Há uma outra situação, por exemplo, algumas pessoas depositam comida outrora misturada    com veneno para combater ratos e outros insectos, cabelo e depositam no contentor. Por enquanto “Deus” tem monitorado a situação. Pelo que saiba ninguém de nós teria perdido a vida em detrimento deste desleixo dos inquilinos da urbe.

Quero aproveitar esta oportunidade para elogiar esta iniciativa do jornal, por dar voz a gente da rua, não tem sido tudo que anda mal, certas pessoas que tem separado o lixo em diferentes plásticos o que tem facilitado a vida do Catador e, sem querer impor todos deviam agir da mesma maneira para melhor contribuir na continuidade da vida de certas pessoas que dependem do lixo.

O mesmo desafio estende-se para as autoridades municipais que deviam criar condições de diferentes contentores para acomodar diferente tipos de resíduos sólidos, espero que com a publicação desta entrevista poderá contribuir para uma postura urbana exemplar e inclusiva entre utentes e beneficiários das latas de lixo.

Afinal somos muitos a procura do Plástico

Chame-me Ali Moiana, nome feitiço, 41 anos de idade, sou catador de lixo desde o ano 2000. Antes viva na Marinha, na baixa da cidade do Maputo, na casa dos meus pais, mas com a morte dos dois perdi a casa, por algum momento vive com as irmãs na zona do Ponto Final mas findo a missão delas voltaram e fiquei sozinho a deriva sem outra escolha se não ser Catador de lixo.

Temporariamente alugava dependência em zonas periféricas da cidade de Maputo, em bairros tais como Maxaquene, Polana Caniço e Hulene. Foi numa altura em que a reciclagem era valorizada pelo empresariado local.

Naquela altura, o vidro era a matéria prima principal, apanhávamos garrafas. Vendíamos para um senhor, só que aquele senhor também perdeu a vida. Já não havia mais outro lugar para comercializar as garrafas.
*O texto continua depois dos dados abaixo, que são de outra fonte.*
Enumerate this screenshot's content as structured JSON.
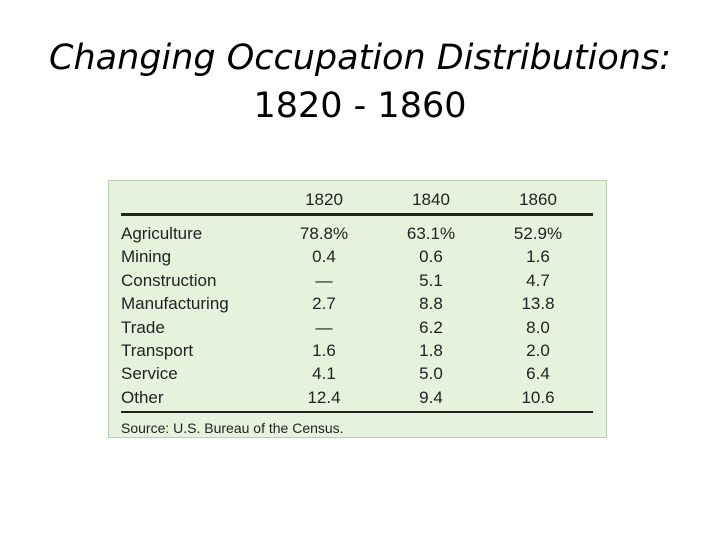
{
  "header": {
    "title_line1": "Changing Occupation Distributions:",
    "title_line2": "1820 - 1860"
  },
  "table": {
    "columns": [
      "1820",
      "1840",
      "1860"
    ],
    "rows": [
      [
        "Agriculture",
        "78.8%",
        "63.1%",
        "52.9%"
      ],
      [
        "Mining",
        "0.4",
        "0.6",
        "1.6"
      ],
      [
        "Construction",
        "—",
        "5.1",
        "4.7"
      ],
      [
        "Manufacturing",
        "2.7",
        "8.8",
        "13.8"
      ],
      [
        "Trade",
        "—",
        "6.2",
        "8.0"
      ],
      [
        "Transport",
        "1.6",
        "1.8",
        "2.0"
      ],
      [
        "Service",
        "4.1",
        "5.0",
        "6.4"
      ],
      [
        "Other",
        "12.4",
        "9.4",
        "10.6"
      ]
    ],
    "source": "Source: U.S. Bureau of the Census."
  }
}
Neste momento o material reciclável em grande escala tem sido o plástico, saco usados e garrafas plásticas. São apenas oito ou dez meticais por kg, nota que para acumular quantidade significativa tem sido um trabalho sinuoso, afinal somos muitos a procura deste material.
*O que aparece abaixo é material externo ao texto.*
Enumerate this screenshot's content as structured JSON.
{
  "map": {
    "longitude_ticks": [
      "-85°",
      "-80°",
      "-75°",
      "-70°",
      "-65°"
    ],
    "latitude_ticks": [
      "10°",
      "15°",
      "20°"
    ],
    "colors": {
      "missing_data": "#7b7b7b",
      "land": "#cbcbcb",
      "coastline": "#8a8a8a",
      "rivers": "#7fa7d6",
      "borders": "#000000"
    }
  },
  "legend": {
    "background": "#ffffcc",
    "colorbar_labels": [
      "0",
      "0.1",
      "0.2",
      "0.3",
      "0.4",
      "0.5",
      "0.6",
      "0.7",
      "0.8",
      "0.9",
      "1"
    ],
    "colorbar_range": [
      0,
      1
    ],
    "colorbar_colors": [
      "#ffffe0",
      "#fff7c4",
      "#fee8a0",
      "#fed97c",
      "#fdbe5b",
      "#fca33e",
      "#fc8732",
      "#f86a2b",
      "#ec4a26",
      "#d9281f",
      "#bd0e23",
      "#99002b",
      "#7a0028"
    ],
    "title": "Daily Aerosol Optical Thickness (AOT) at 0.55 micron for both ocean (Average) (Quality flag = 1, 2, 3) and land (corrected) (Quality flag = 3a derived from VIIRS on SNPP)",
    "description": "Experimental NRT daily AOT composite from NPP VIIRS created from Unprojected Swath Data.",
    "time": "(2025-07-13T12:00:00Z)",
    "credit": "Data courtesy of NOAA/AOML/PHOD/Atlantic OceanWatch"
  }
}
Então, posso dedicar-me das 8 as 15:00 para apanhar plástico em diferentes lugares, são longas caminhadas associadas a duras vasculhas em diferentes destinos de lixo para ganhar apenas cinquenta meticais.

Às vezes encontrarmos boas coisas, que conseguimos até vendermos para ganhar algum valor, um dinheiro um pouco razoável. O meu desejo, gostava que o mercado aumentasse o preço do Kg do plástico, porque nós estamos a sofrer mesmo, porque eu também gostaria muito de sair desta vida. Porque esta vida é pesada, muito pesada mesmo…
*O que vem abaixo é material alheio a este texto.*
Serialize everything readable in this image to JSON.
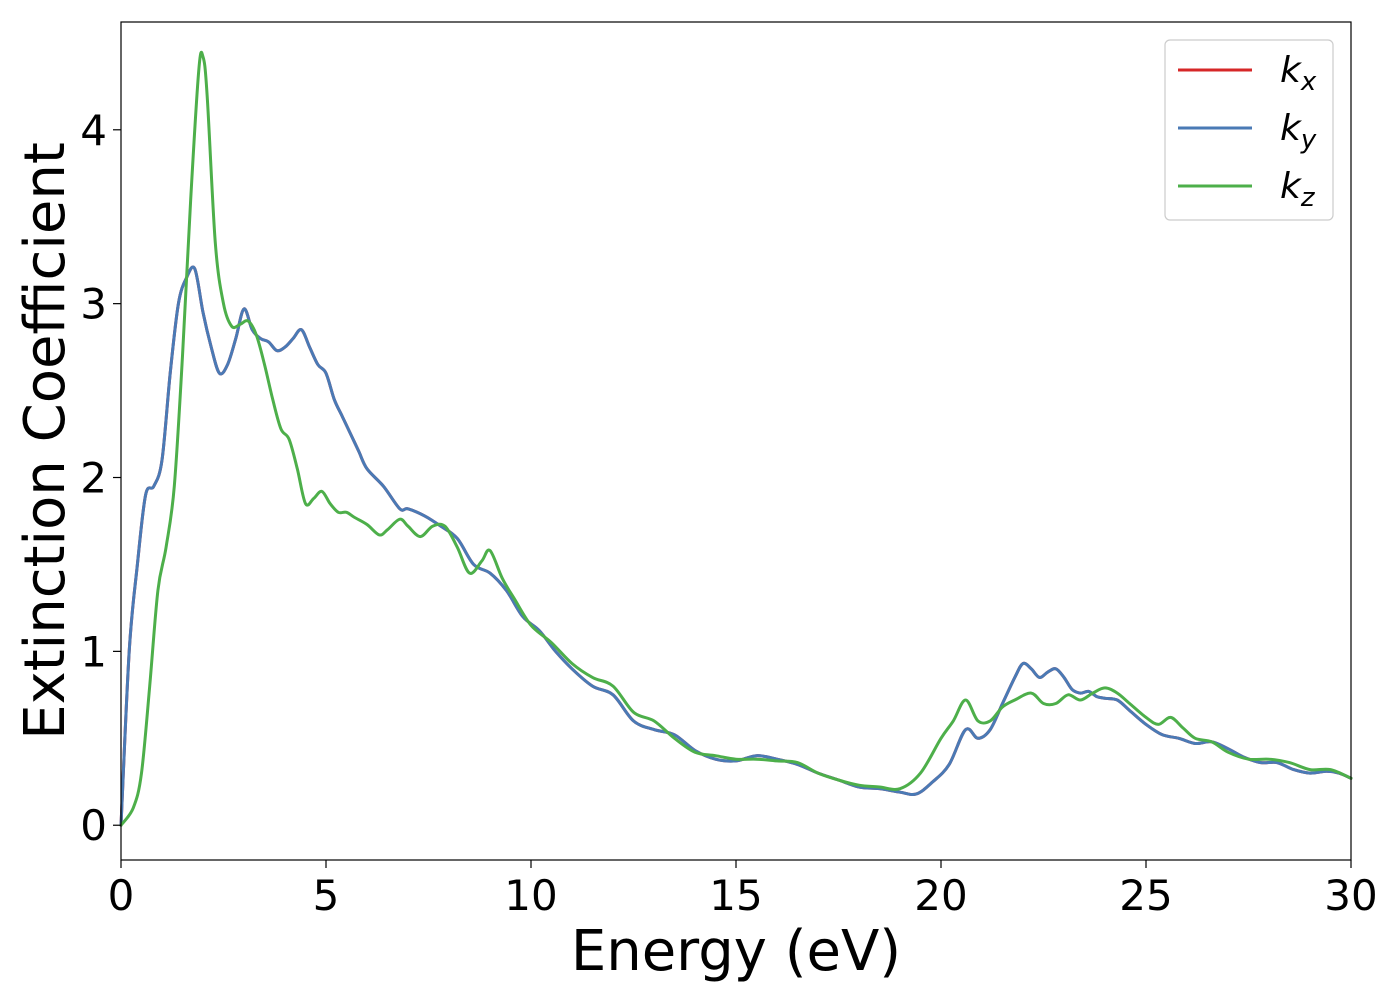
{
  "chart_data": {
    "type": "line",
    "title": "",
    "xlabel": "Energy (eV)",
    "ylabel": "Extinction Coefficient",
    "xlim": [
      0,
      30
    ],
    "ylim": [
      -0.2,
      4.62
    ],
    "xticks": [
      0,
      5,
      10,
      15,
      20,
      25,
      30
    ],
    "xtick_labels": [
      "0",
      "5",
      "10",
      "15",
      "20",
      "25",
      "30"
    ],
    "yticks": [
      0,
      1,
      2,
      3,
      4
    ],
    "ytick_labels": [
      "0",
      "1",
      "2",
      "3",
      "4"
    ],
    "grid": false,
    "legend_position": "top-right",
    "series": [
      {
        "name": "k_x",
        "label_base": "k",
        "label_sub": "x",
        "color": "#d62728",
        "x": [
          0,
          0.2,
          0.4,
          0.6,
          0.8,
          1.0,
          1.2,
          1.4,
          1.6,
          1.8,
          2.0,
          2.2,
          2.4,
          2.6,
          2.8,
          3.0,
          3.2,
          3.4,
          3.6,
          3.8,
          4.0,
          4.2,
          4.4,
          4.6,
          4.8,
          5.0,
          5.2,
          5.4,
          5.6,
          5.8,
          6.0,
          6.4,
          6.8,
          7.0,
          7.4,
          7.8,
          8.2,
          8.6,
          9.0,
          9.4,
          9.8,
          10.2,
          10.6,
          11.0,
          11.5,
          12.0,
          12.5,
          13.0,
          13.5,
          14.0,
          14.5,
          15.0,
          15.5,
          16.0,
          16.5,
          17.0,
          17.5,
          18.0,
          18.5,
          19.0,
          19.4,
          19.8,
          20.2,
          20.6,
          20.9,
          21.2,
          21.5,
          21.8,
          22.0,
          22.2,
          22.4,
          22.6,
          22.8,
          23.0,
          23.2,
          23.4,
          23.6,
          23.8,
          24.0,
          24.3,
          24.6,
          25.0,
          25.4,
          25.8,
          26.2,
          26.6,
          27.0,
          27.4,
          27.8,
          28.2,
          28.6,
          29.0,
          29.4,
          29.7,
          30.0
        ],
        "y": [
          0,
          1.0,
          1.5,
          1.9,
          1.95,
          2.1,
          2.6,
          3.0,
          3.15,
          3.2,
          2.95,
          2.75,
          2.6,
          2.65,
          2.8,
          2.97,
          2.85,
          2.8,
          2.78,
          2.73,
          2.75,
          2.8,
          2.85,
          2.75,
          2.65,
          2.6,
          2.45,
          2.35,
          2.25,
          2.15,
          2.05,
          1.95,
          1.82,
          1.82,
          1.78,
          1.72,
          1.65,
          1.5,
          1.45,
          1.35,
          1.2,
          1.12,
          1.0,
          0.9,
          0.8,
          0.75,
          0.6,
          0.55,
          0.52,
          0.43,
          0.38,
          0.37,
          0.4,
          0.38,
          0.35,
          0.3,
          0.26,
          0.22,
          0.21,
          0.19,
          0.18,
          0.25,
          0.35,
          0.55,
          0.5,
          0.55,
          0.7,
          0.85,
          0.93,
          0.9,
          0.85,
          0.88,
          0.9,
          0.85,
          0.78,
          0.76,
          0.77,
          0.74,
          0.73,
          0.72,
          0.66,
          0.58,
          0.52,
          0.5,
          0.47,
          0.48,
          0.44,
          0.39,
          0.36,
          0.36,
          0.32,
          0.3,
          0.31,
          0.3,
          0.27
        ]
      },
      {
        "name": "k_y",
        "label_base": "k",
        "label_sub": "y",
        "color": "#4a7ab5",
        "x": [
          0,
          0.2,
          0.4,
          0.6,
          0.8,
          1.0,
          1.2,
          1.4,
          1.6,
          1.8,
          2.0,
          2.2,
          2.4,
          2.6,
          2.8,
          3.0,
          3.2,
          3.4,
          3.6,
          3.8,
          4.0,
          4.2,
          4.4,
          4.6,
          4.8,
          5.0,
          5.2,
          5.4,
          5.6,
          5.8,
          6.0,
          6.4,
          6.8,
          7.0,
          7.4,
          7.8,
          8.2,
          8.6,
          9.0,
          9.4,
          9.8,
          10.2,
          10.6,
          11.0,
          11.5,
          12.0,
          12.5,
          13.0,
          13.5,
          14.0,
          14.5,
          15.0,
          15.5,
          16.0,
          16.5,
          17.0,
          17.5,
          18.0,
          18.5,
          19.0,
          19.4,
          19.8,
          20.2,
          20.6,
          20.9,
          21.2,
          21.5,
          21.8,
          22.0,
          22.2,
          22.4,
          22.6,
          22.8,
          23.0,
          23.2,
          23.4,
          23.6,
          23.8,
          24.0,
          24.3,
          24.6,
          25.0,
          25.4,
          25.8,
          26.2,
          26.6,
          27.0,
          27.4,
          27.8,
          28.2,
          28.6,
          29.0,
          29.4,
          29.7,
          30.0
        ],
        "y": [
          0,
          1.0,
          1.5,
          1.9,
          1.95,
          2.1,
          2.6,
          3.0,
          3.15,
          3.2,
          2.95,
          2.75,
          2.6,
          2.65,
          2.8,
          2.97,
          2.85,
          2.8,
          2.78,
          2.73,
          2.75,
          2.8,
          2.85,
          2.75,
          2.65,
          2.6,
          2.45,
          2.35,
          2.25,
          2.15,
          2.05,
          1.95,
          1.82,
          1.82,
          1.78,
          1.72,
          1.65,
          1.5,
          1.45,
          1.35,
          1.2,
          1.12,
          1.0,
          0.9,
          0.8,
          0.75,
          0.6,
          0.55,
          0.52,
          0.43,
          0.38,
          0.37,
          0.4,
          0.38,
          0.35,
          0.3,
          0.26,
          0.22,
          0.21,
          0.19,
          0.18,
          0.25,
          0.35,
          0.55,
          0.5,
          0.55,
          0.7,
          0.85,
          0.93,
          0.9,
          0.85,
          0.88,
          0.9,
          0.85,
          0.78,
          0.76,
          0.77,
          0.74,
          0.73,
          0.72,
          0.66,
          0.58,
          0.52,
          0.5,
          0.47,
          0.48,
          0.44,
          0.39,
          0.36,
          0.36,
          0.32,
          0.3,
          0.31,
          0.3,
          0.27
        ]
      },
      {
        "name": "k_z",
        "label_base": "k",
        "label_sub": "z",
        "color": "#4daf4a",
        "x": [
          0,
          0.3,
          0.5,
          0.7,
          0.9,
          1.1,
          1.3,
          1.5,
          1.7,
          1.9,
          2.0,
          2.1,
          2.3,
          2.5,
          2.7,
          2.9,
          3.1,
          3.3,
          3.5,
          3.7,
          3.9,
          4.1,
          4.3,
          4.5,
          4.7,
          4.9,
          5.1,
          5.3,
          5.5,
          5.7,
          6.0,
          6.3,
          6.5,
          6.8,
          7.0,
          7.3,
          7.6,
          7.9,
          8.2,
          8.5,
          8.8,
          9.0,
          9.3,
          9.6,
          10.0,
          10.5,
          11.0,
          11.5,
          12.0,
          12.5,
          13.0,
          13.5,
          14.0,
          14.5,
          15.0,
          15.5,
          16.0,
          16.5,
          17.0,
          17.5,
          18.0,
          18.5,
          19.0,
          19.5,
          20.0,
          20.3,
          20.6,
          20.9,
          21.2,
          21.5,
          21.8,
          22.2,
          22.5,
          22.8,
          23.1,
          23.4,
          23.7,
          24.0,
          24.3,
          24.6,
          25.0,
          25.3,
          25.6,
          25.9,
          26.2,
          26.6,
          27.0,
          27.5,
          28.0,
          28.5,
          29.0,
          29.5,
          30.0
        ],
        "y": [
          0,
          0.1,
          0.3,
          0.8,
          1.35,
          1.6,
          1.95,
          2.7,
          3.6,
          4.35,
          4.42,
          4.2,
          3.35,
          3.0,
          2.87,
          2.88,
          2.9,
          2.82,
          2.65,
          2.45,
          2.28,
          2.22,
          2.05,
          1.85,
          1.88,
          1.92,
          1.85,
          1.8,
          1.8,
          1.77,
          1.73,
          1.67,
          1.7,
          1.76,
          1.72,
          1.66,
          1.72,
          1.72,
          1.6,
          1.45,
          1.52,
          1.58,
          1.42,
          1.3,
          1.15,
          1.05,
          0.93,
          0.85,
          0.8,
          0.65,
          0.6,
          0.5,
          0.42,
          0.4,
          0.38,
          0.38,
          0.37,
          0.36,
          0.3,
          0.26,
          0.23,
          0.22,
          0.21,
          0.3,
          0.5,
          0.6,
          0.72,
          0.6,
          0.6,
          0.68,
          0.72,
          0.76,
          0.7,
          0.7,
          0.75,
          0.72,
          0.76,
          0.79,
          0.76,
          0.7,
          0.62,
          0.58,
          0.62,
          0.56,
          0.5,
          0.48,
          0.42,
          0.38,
          0.38,
          0.36,
          0.32,
          0.32,
          0.27
        ]
      }
    ]
  }
}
… Não consigo encontrar outra forma para ganhar a vida, não tenho como. É por isso que até agora estou aqui, ainda a sofrer com essa vida. Naquele momento, não posso mentir, não estudei, porque estive a ver com padrasto, mas o padrasto não me tratava bem…

Grato pela oportunidade para deixar esta visibilidade do catador de lixo em Maputo, para o caso em particular preciso de muita ajuda psicossocial . Estou aqui mesmo a passar mal, não gostaria de ter esta vida.